Early election results are posted
April 30, 2009 · Updated 10:16 AM
Early results from Tuesday's general election show show close races in the 8th Congressional District and for the Pierce County executive post, with the state House of Representatives and gubernatorial races favoring the incumbents.
According to the Secretary of State Web site, Republican incumbent Dave
Reichert, who represents the 8th Congressional District in the U.S House of
Representatives, was leading by less than 1 percentage point, 50.32 with
69,627 votes, to Democrat Darcy Burner's 49.68 percent and 68,746 votes.
Ballots are still be tabulated by the Pierce and King county auditors.
In King County, Burner was leading with 56,194 votes to Reichert's 54.82. In Pierce
County, Reichert was leading with 14,807 votes to Burner's 12,552.
In the 31st District Legislative races both incumbents, Chris Hurst,
D-Greenwater, and Dan Roach, R-Bonney Lake, were easily winning their
Roach, in Position 1, had 12,010 votes and 56 percent, while Ron Weigelt, D-Buckley,
had garnered 9,174 votes and 43 percent.
Hurst had picked up 60 percent for Position 2 with 12,575 votes to Sharon
Hanek, a Republican from the Bonney Lake area, with 8,241 votes and 39 percent.

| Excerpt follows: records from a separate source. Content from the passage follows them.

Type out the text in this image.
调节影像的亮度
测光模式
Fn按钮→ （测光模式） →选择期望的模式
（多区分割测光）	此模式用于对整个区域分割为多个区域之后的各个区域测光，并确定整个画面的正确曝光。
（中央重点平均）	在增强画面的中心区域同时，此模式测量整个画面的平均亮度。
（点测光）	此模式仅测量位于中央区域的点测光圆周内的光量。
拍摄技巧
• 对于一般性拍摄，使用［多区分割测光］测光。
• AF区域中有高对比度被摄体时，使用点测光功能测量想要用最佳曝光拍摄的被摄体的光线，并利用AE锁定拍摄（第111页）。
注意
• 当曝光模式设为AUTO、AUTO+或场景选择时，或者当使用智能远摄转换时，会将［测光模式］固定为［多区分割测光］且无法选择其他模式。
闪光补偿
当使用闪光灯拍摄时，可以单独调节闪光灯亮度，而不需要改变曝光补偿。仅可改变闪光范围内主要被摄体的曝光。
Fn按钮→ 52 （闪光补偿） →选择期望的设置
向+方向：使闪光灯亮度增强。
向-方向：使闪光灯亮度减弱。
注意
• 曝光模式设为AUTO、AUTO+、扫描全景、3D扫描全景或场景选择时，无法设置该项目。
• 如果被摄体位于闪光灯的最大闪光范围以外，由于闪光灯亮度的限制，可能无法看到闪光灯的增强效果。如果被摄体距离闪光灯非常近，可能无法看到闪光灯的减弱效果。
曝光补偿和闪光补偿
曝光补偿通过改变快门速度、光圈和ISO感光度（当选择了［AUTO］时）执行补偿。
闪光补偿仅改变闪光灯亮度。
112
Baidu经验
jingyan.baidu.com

In the Pierce County executive race, County Councilman Shawn Bunney,
R-Lake Tapps, was holding a slim lead over current County Auditor Pat
McCarthy, a Democrat.
Bunney had 33 percent with 36,807 with McCarthy at 32,152 with 29 percent.
Rank choice voting is used in the executive race and it appears Democrat
Calvin Goings and Mike Lonergan, who calls his party Executive Excellence,
are eliminated. But ballots are still being counted and final results of
this race will not be clear until later in the week.
In the governor’s race, Democrat Chris Gregoire appears to have won a second
term over Dino Rossi, a Republican. Gregoire was leading 53.5 percent to Rossi’s 46.5 percent.
In other statewide races, most incumbents were faring well. The two exceptions were for the Office of the Superintendent of Public Education, where Terry Bergeson was trailing 50.8 percent to 49.2 in a heated battle with challenger Randy Dorn, and Commissioner of Public Lands, where Doug Sutherland was trailing challenger Peter Goldmark, who had 50.5 percent of the vote.
Two of three statewide measures on the ballot appeared to be passing.
Initative 1000, allowing for terminally ill people to obtain lethal prescriptions, was passing by nearly 69 percent. Initiative 1029, requiring long-term care workers to gain additional certification, was passing by nearly 74 percent.
Intiative 985, which would have opened high-occupancy lanes at certain times, was failing by 59 percent. Opponents feared it would draw money from education and other needs.
Sound Transit Proposition 1 was passing by 58 percent. The measure needed to be approved by voters in King, Pierce and Snohomish counties.
King County voters faced eight charter amendments. Early results showed seven had garnered greater than 50 percent support. Only amendment No. 7 (citizen initiative) had less than half the vote.